Utah Death-Row Inmate Back In Court Over Trial Questions
Aug 5, 2019, 4:59 PM
(Photo: Utah State Prison)
OGDEN, Utah (AP) — A Utah death-row inmate is heading back to court to determine if he had ineffective legal counsel and if The Church of Jesus Christ of Latter-day Saints meddled in his 2015 trial.
Douglas Lovell, 61, will be back in an Ogden courtroom starting Monday over questions about the trial that resulted in his second death sentence, the Standard-Examiner reported.
Lovell killed Joyce Yost in 1985 to prevent her from testifying after he had been charged with raping her, according to court documents. Authorities said he tried to hire two other people to kill Yost before deciding to carry out the murder himself.
He pleaded guilty in 1993, agreeing to show authorities the location of Yost’s body. The body was never found, leading to Lovell being sentenced to death.
Lovell then sought to withdraw his guilty plea, and the Utah Supreme Court ruled in 2011 that he could do so.
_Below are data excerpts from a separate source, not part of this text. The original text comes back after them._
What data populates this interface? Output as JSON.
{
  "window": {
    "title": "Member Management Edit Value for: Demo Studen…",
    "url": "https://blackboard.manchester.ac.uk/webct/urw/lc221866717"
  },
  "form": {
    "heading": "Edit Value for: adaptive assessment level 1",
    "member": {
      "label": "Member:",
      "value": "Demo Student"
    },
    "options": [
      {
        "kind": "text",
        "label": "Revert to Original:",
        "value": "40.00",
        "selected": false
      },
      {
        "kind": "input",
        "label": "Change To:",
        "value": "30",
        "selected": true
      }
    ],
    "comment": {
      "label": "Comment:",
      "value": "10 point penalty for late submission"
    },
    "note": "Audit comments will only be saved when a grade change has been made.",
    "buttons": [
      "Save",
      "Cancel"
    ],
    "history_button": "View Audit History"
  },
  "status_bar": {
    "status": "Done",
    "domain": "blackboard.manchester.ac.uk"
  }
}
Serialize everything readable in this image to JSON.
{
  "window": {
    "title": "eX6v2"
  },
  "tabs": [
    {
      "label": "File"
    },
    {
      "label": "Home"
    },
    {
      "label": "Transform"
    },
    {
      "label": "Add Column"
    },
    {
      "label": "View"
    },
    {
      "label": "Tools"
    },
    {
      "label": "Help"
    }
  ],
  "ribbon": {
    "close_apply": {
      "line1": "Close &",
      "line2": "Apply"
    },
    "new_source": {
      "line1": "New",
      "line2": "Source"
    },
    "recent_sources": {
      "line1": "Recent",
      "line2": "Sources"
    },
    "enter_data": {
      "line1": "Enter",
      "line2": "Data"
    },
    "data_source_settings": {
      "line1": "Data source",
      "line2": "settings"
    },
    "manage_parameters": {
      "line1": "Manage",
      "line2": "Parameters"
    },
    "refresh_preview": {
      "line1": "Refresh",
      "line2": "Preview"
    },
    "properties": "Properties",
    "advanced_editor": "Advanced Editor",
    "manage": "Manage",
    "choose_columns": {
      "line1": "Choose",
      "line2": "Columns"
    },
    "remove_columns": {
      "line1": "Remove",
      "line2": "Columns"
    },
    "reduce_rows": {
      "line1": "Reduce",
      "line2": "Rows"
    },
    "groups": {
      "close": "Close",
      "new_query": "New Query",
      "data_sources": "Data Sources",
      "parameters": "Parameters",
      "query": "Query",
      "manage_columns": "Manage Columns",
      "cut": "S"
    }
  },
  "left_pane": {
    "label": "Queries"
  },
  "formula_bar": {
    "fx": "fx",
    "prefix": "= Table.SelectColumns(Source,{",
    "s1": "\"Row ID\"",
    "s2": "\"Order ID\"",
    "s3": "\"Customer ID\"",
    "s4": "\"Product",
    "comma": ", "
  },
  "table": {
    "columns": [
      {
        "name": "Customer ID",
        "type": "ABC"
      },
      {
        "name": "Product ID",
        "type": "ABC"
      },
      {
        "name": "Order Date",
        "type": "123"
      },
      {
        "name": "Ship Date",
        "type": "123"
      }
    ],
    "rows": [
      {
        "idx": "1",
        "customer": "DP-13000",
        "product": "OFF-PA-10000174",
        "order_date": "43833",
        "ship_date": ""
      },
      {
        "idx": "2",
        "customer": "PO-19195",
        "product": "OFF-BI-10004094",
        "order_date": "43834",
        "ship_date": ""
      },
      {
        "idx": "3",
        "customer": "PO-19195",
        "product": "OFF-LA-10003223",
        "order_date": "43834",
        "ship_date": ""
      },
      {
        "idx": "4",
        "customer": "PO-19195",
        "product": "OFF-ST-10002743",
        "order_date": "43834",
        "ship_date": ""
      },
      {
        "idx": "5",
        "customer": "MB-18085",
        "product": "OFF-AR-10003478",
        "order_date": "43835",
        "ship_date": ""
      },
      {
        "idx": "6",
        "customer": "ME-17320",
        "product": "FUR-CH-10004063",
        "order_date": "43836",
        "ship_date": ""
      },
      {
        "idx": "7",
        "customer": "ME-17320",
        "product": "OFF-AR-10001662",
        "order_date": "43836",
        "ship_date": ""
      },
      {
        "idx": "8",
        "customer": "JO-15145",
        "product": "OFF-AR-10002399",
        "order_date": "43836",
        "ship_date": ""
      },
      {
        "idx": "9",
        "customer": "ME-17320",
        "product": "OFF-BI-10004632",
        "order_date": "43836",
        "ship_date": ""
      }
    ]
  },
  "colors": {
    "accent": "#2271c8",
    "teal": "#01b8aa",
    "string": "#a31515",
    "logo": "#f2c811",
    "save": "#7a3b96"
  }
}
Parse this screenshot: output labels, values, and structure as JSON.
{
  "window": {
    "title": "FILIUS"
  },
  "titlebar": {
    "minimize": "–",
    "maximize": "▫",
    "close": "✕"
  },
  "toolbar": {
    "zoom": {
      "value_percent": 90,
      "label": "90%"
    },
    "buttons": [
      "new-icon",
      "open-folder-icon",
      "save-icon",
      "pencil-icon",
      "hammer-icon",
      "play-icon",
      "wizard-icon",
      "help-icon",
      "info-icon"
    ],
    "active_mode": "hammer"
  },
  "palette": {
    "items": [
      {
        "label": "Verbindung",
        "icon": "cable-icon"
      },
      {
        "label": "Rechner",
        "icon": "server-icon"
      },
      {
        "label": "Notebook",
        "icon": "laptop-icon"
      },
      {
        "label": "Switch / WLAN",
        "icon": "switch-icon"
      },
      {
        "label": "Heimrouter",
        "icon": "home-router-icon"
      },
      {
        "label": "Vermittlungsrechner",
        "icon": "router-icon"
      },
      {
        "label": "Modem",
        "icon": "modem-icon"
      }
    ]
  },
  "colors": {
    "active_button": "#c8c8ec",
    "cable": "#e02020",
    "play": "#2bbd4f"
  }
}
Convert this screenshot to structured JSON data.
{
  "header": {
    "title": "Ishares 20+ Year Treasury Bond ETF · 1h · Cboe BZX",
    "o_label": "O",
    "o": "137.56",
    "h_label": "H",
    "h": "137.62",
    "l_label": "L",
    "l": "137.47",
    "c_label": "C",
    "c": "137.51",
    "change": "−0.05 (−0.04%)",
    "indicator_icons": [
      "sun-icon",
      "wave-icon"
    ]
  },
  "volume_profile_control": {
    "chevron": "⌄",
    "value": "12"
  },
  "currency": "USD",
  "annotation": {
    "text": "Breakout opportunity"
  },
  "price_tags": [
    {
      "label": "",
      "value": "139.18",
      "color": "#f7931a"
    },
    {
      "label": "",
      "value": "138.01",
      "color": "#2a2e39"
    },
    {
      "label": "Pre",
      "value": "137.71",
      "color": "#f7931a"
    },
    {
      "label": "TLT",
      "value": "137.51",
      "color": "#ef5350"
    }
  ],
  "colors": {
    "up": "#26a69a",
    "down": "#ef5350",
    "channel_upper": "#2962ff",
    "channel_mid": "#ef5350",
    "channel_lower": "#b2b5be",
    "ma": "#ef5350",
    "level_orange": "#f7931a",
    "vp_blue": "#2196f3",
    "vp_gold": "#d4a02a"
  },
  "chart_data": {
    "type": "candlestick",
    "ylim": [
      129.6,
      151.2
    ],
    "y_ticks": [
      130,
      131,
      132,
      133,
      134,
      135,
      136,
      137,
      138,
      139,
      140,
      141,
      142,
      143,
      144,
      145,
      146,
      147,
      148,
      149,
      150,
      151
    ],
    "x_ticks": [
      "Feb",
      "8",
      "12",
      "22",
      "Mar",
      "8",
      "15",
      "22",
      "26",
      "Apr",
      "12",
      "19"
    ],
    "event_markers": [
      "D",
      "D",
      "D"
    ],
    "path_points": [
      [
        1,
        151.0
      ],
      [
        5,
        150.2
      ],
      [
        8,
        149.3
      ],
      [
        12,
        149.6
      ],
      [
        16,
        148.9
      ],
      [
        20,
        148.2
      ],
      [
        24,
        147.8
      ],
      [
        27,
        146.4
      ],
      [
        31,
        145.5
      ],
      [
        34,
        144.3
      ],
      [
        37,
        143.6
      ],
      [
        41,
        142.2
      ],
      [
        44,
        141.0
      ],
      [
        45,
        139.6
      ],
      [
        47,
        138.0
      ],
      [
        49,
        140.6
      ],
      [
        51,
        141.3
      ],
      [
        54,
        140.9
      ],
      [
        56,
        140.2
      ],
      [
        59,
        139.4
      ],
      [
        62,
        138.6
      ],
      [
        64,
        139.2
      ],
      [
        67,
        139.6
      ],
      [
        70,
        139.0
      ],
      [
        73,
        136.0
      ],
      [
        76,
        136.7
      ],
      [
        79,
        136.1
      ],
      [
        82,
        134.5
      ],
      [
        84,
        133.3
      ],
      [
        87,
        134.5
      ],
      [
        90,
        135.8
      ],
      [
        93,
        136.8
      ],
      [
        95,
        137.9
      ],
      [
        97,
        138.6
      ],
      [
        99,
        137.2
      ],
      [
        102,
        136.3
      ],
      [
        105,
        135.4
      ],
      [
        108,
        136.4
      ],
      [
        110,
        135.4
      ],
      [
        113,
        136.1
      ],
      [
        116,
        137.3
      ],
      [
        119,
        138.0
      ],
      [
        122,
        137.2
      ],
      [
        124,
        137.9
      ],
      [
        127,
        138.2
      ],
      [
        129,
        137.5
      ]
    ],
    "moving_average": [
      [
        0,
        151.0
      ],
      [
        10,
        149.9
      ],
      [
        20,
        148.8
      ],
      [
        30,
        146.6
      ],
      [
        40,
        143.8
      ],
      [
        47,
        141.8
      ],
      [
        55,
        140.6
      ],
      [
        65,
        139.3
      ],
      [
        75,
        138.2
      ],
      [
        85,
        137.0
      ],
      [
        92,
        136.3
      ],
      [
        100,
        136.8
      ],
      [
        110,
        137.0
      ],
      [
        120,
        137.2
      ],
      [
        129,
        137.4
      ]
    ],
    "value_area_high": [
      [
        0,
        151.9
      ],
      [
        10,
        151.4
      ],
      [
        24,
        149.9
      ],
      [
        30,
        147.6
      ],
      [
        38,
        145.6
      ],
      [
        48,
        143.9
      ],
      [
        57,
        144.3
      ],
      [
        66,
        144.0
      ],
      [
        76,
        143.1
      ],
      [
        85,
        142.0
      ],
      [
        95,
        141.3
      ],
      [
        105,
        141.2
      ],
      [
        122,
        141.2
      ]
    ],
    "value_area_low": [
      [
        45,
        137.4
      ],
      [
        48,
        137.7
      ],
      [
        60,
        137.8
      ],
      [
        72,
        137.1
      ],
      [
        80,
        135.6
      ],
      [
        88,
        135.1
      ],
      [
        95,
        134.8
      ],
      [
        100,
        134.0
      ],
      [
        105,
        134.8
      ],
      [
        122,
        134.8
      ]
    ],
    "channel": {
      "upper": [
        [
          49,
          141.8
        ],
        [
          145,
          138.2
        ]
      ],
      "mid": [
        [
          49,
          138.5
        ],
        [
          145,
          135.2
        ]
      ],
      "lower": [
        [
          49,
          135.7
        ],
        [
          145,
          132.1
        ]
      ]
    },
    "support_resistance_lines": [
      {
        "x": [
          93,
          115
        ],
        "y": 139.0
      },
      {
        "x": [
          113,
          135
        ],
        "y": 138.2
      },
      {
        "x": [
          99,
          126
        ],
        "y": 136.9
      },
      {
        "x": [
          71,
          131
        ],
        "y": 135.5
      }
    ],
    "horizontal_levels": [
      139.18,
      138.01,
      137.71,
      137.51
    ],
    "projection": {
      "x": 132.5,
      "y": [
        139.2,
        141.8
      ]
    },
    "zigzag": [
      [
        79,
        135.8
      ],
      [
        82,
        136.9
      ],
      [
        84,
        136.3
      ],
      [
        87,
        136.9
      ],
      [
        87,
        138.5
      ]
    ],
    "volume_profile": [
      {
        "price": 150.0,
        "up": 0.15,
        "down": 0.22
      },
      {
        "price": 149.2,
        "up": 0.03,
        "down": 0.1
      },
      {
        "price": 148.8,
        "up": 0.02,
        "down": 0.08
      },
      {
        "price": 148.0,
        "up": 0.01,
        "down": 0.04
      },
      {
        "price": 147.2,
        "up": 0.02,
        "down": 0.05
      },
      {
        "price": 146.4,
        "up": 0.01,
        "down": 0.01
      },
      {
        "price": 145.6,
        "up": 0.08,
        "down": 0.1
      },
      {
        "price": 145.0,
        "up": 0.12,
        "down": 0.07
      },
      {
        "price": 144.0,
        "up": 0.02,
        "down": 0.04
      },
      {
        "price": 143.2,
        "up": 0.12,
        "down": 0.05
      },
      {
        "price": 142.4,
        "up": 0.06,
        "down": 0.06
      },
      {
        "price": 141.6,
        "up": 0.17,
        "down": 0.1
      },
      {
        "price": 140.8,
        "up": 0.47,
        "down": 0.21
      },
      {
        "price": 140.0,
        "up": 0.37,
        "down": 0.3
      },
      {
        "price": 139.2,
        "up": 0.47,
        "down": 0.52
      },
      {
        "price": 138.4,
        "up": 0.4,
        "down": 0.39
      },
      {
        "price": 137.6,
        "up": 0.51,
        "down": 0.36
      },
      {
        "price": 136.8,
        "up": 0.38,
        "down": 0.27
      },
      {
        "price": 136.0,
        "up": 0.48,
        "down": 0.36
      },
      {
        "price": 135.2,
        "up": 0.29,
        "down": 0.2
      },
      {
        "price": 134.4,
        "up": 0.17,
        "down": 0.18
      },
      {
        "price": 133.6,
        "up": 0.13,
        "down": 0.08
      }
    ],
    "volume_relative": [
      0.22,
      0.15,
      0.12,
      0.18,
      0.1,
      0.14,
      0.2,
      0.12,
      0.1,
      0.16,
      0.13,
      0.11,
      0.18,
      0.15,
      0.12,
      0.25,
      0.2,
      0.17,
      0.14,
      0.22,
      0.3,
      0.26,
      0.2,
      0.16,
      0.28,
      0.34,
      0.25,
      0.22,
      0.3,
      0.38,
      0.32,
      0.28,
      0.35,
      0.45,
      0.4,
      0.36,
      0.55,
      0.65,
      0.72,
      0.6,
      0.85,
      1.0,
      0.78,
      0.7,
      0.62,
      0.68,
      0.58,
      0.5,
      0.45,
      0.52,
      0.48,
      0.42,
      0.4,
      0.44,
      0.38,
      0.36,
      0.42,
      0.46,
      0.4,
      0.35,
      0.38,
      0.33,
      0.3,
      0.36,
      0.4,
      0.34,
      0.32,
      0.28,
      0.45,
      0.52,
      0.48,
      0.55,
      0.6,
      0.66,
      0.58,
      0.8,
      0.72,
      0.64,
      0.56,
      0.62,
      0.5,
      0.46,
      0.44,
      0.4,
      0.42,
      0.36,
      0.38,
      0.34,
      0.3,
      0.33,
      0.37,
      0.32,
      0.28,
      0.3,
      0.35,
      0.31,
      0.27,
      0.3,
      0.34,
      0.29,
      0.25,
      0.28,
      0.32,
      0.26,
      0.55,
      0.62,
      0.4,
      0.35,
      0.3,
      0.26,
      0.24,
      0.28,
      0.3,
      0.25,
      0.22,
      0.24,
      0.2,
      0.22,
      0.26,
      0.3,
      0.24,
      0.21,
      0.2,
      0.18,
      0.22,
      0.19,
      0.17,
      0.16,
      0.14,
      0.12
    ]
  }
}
The case went to trial, and a jury convicted Lovell. He was sentenced to death again.
The Utah Supreme Court in 2017 heard the case again and sent it back to a district court to address if Lovell’s attorneys did their jobs properly and if the church asked ecclesiastical leaders to not testify.
Lovell says one of his former attorneys failed to properly prepare witnesses for trial. The attorney was assigned to contact 18 witnesses to testify, but a complaint claims he only contacted two.
A former prison bishop, John “Jack” Newton, said during a hearing earlier this month that church leadership suggested it would be preferable if he did not testify on behalf of Lovell at the 2015 trial. Newton worked with Lovell at the Utah State Prison.